Türkiye'nin önde gelen din alimlerinden olan merhum Prof. Dr. Mahmud Esad Coşan, Peygamber Efendimiz'in bugünlere ışık tutan hadisini 1993 yılında düzenlediği hadis sohbetlerinde anlattığı görüldü.

ŞAM DENİLEN YER SURİYE'NİN BAŞKENTİ DEĞİL ORTADOĞU'DUR...
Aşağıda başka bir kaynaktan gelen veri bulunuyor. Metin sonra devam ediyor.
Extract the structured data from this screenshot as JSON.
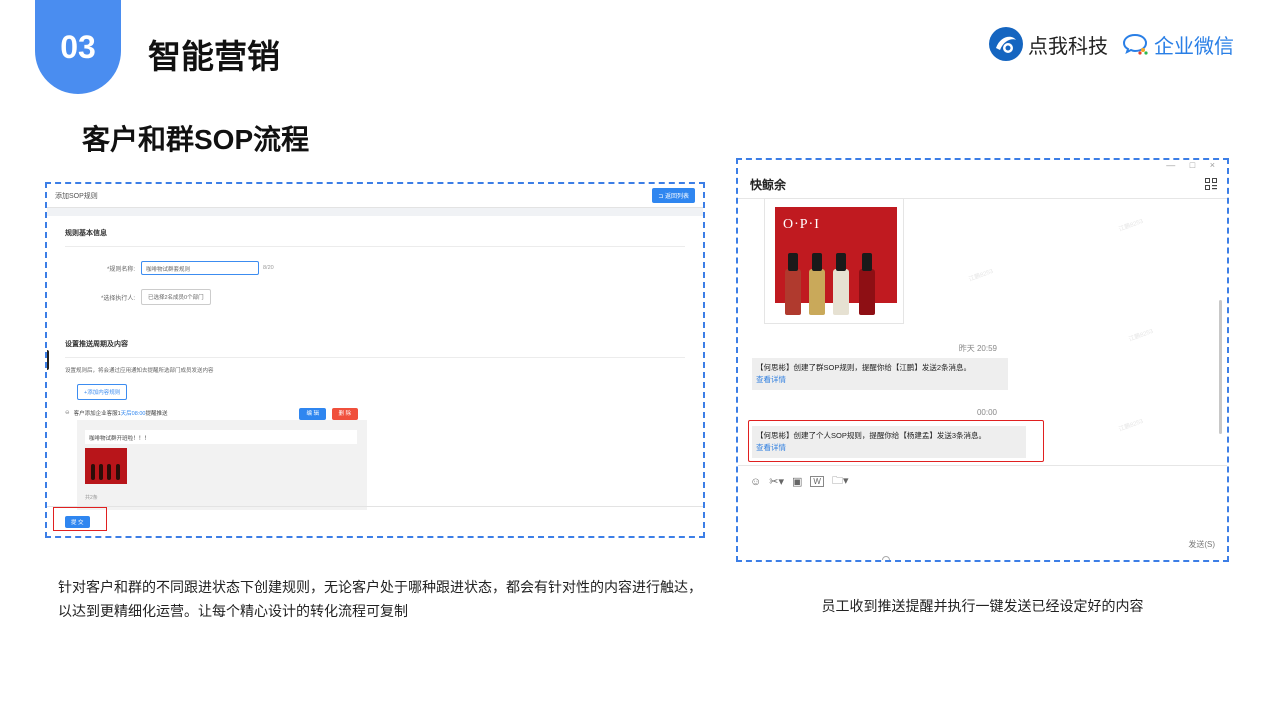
{
  "header": {
    "section_number": "03",
    "title": "智能营销",
    "subtitle": "客户和群SOP流程"
  },
  "logos": [
    {
      "name": "点我科技",
      "icon": "dianwo-logo-icon",
      "color": "#1565c0"
    },
    {
      "name": "企业微信",
      "icon": "wecom-logo-icon",
      "color": "#2a7fe6"
    }
  ],
  "left_screenshot": {
    "page_title": "添加SOP规则",
    "back_button": "返回列表",
    "section_basic": "规则基本信息",
    "rule_name_label": "*规则名称:",
    "rule_name_value": "咖啡物试群套规则",
    "rule_name_count": "8/20",
    "executor_label": "*选择执行人:",
    "executor_value": "已选择2名成员0个部门",
    "section_push": "设置推送周期及内容",
    "push_desc": "设置规则后，将会通过应用通知去提醒所选部门成员发送内容",
    "add_rule_button": "+添加内容规则",
    "rule_text_prefix": "客户添加企业客服1",
    "rule_text_highlight": "天后08:00",
    "rule_text_suffix": "提醒推送",
    "edit_button": "编 辑",
    "delete_button": "删 除",
    "message_text": "咖啡物试群开班啦！！！",
    "total_text": "共2条",
    "submit_button": "提 交"
  },
  "right_screenshot": {
    "window_controls": "— □ ×",
    "chat_title": "快鲸余",
    "product_brand": "O·P·I",
    "time1": "昨天 20:59",
    "message1": "【何思彬】创建了群SOP规则，提醒你给【江鹏】发送2条消息。",
    "message1_link": "查看详情",
    "time2": "00:00",
    "message2": "【何思彬】创建了个人SOP规则，提醒你给【杨建孟】发送3条消息。",
    "message2_link": "查看详情",
    "tools": [
      "smile-icon",
      "scissors-icon",
      "image-icon",
      "word-icon",
      "folder-icon"
    ],
    "send_button": "发送(S)",
    "watermark": "江鹏8253"
  },
  "captions": {
    "left": "针对客户和群的不同跟进状态下创建规则，无论客户处于哪种跟进状态，都会有针对性的内容进行触达，以达到更精细化运营。让每个精心设计的转化流程可复制",
    "right": "员工收到推送提醒并执行一键发送已经设定好的内容"
  },
  "colors": {
    "accent_blue": "#4a8df0",
    "highlight_red": "#e02020",
    "frame_dash": "#3c7ee6"
  }
}
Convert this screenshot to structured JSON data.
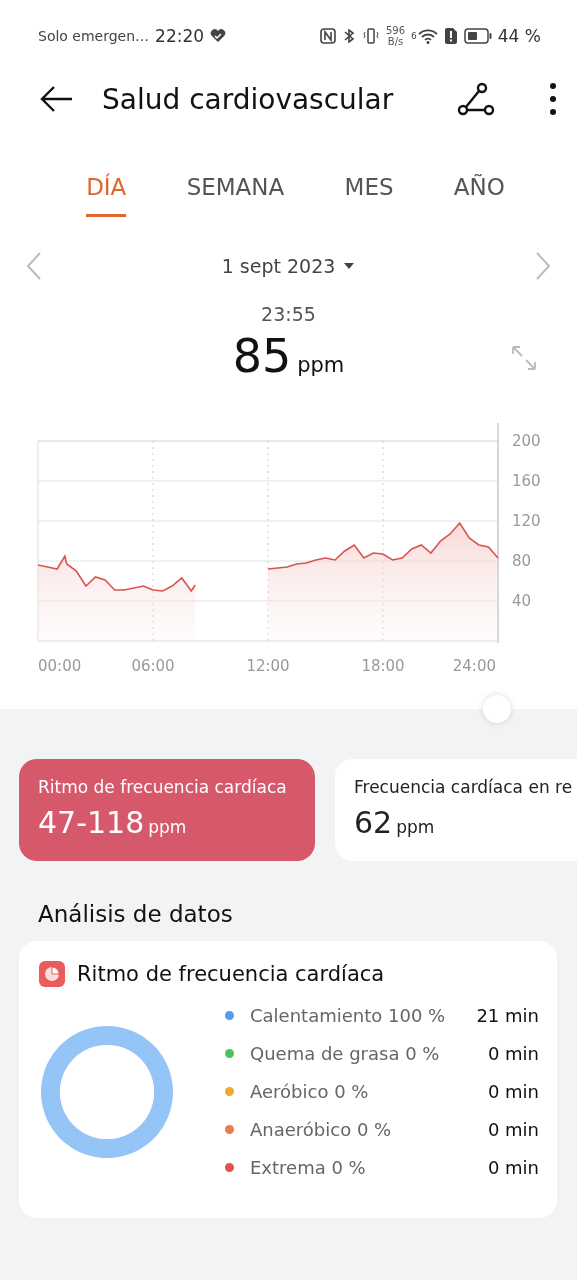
{
  "status_bar": {
    "carrier": "Solo emergen…",
    "time": "22:20",
    "net_speed_value": "596",
    "net_speed_unit": "B/s",
    "signal_label": "6",
    "battery": "44 %"
  },
  "header": {
    "title": "Salud cardiovascular"
  },
  "tabs": [
    {
      "label": "DÍA",
      "selected": true
    },
    {
      "label": "SEMANA",
      "selected": false
    },
    {
      "label": "MES",
      "selected": false
    },
    {
      "label": "AÑO",
      "selected": false
    }
  ],
  "date": "1 sept 2023",
  "reading": {
    "time": "23:55",
    "value": "85",
    "unit": "ppm"
  },
  "chart_data": {
    "type": "area",
    "grid": true,
    "x": [
      0,
      0.5,
      1,
      1.4,
      1.5,
      2,
      2.5,
      3,
      3.5,
      4,
      4.5,
      5,
      5.5,
      6,
      6.5,
      7,
      7.5,
      8,
      8.2,
      12,
      12.5,
      13,
      13.5,
      14,
      14.5,
      15,
      15.5,
      16,
      16.5,
      17,
      17.5,
      18,
      18.5,
      19,
      19.5,
      20,
      20.5,
      21,
      21.5,
      22,
      22.5,
      23,
      23.5,
      24
    ],
    "series": [
      {
        "color": "#d9544f",
        "values": [
          76,
          74,
          72,
          85,
          77,
          70,
          55,
          64,
          61,
          51,
          51,
          53,
          55,
          51,
          50,
          55,
          63,
          50,
          56,
          72,
          73,
          74,
          77,
          78,
          81,
          83,
          81,
          90,
          96,
          83,
          88,
          87,
          81,
          83,
          92,
          96,
          88,
          100,
          107,
          118,
          103,
          96,
          94,
          83
        ]
      }
    ],
    "xlim": [
      0,
      24
    ],
    "ylim": [
      0,
      200
    ],
    "xticks": [
      {
        "value": 0,
        "label": "00:00"
      },
      {
        "value": 6,
        "label": "06:00"
      },
      {
        "value": 12,
        "label": "12:00"
      },
      {
        "value": 18,
        "label": "18:00"
      },
      {
        "value": 24,
        "label": "24:00"
      }
    ],
    "yticks": [
      40,
      80,
      120,
      160,
      200
    ]
  },
  "summary_cards": [
    {
      "label": "Ritmo de frecuencia cardíaca",
      "value": "47-118",
      "unit": "ppm",
      "selected": true
    },
    {
      "label": "Frecuencia cardíaca en re",
      "value": "62",
      "unit": "ppm",
      "selected": false
    }
  ],
  "section_title": "Análisis de datos",
  "analysis_card": {
    "title": "Ritmo de frecuencia cardíaca",
    "chart_data": {
      "type": "donut",
      "values": [
        100,
        0,
        0,
        0,
        0
      ]
    },
    "zones": [
      {
        "label": "Calentamiento 100 %",
        "duration": "21 min",
        "color": "#4f9cf0"
      },
      {
        "label": "Quema de grasa 0 %",
        "duration": "0 min",
        "color": "#4cc35a"
      },
      {
        "label": "Aeróbico 0 %",
        "duration": "0 min",
        "color": "#f0a83a"
      },
      {
        "label": "Anaeróbico 0 %",
        "duration": "0 min",
        "color": "#e87c4a"
      },
      {
        "label": "Extrema 0 %",
        "duration": "0 min",
        "color": "#e05252"
      }
    ]
  }
}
 'Şam halkı helak olduğunda, artık benim ümmetimde bir hayır kalmaz. Amma benim ümmetimden bir grup insan hakkı destekleyici olarak daima var olacak. Ta ki deccal çarpışılacak zamana kadar.' hadisini değerlendiren Coşan, ''Şam deyince biz Türkler, Suriye'nin başkentini anlarız. Arapça'da hadiste geçen Şam, Suriye'nin başkenti değildir. Şam dediği Ortadoğu'dur. Yani aslında sol demektir. Hicaz'da Peygamberimizin yaşadığı yerde yönünü güneşe doğru döndüğü zaman, önü başlıktır, arkası mağriptir, sağı yemendir, solu şimaldir. Şam, Hicaz'ın kuzeyi anlamına geliyor. Bu ne demek oluyor, Arap diyarının kuzeyi oluyor. O bölgeler mübarek bölgedir. Nice peygamberler gelip, geçmiş. Bugünkü Sina, Suriye, Filistin, Irak, Lübnan, Anadolu'nun bir kısmı. Burası İslam'ın kalbi. Artık oralar helak olduğunda ümmet bir hayır kalmamış olacak'' ifadelerini kullandı.

BÜGUN NE OLDU?

Hadisde bahsedilen Şam halkı, bugünkü Filistin, Irak, Suriye, Lübnan ve Anadolu'nun bir kısmı olduğu anlaşılıyor. Buna göre, Irak işgal edilip milyonlarca insan öldürüldü, Suriye'deki iç savaşta yine yüzbinlerce insan öldü, Filistin'da İsrail işgali sürüyor ve Müslümanlar azar azar öldürülüyor, Böylece hadiste belirtildiği gibi Şam halkı helak oluyor.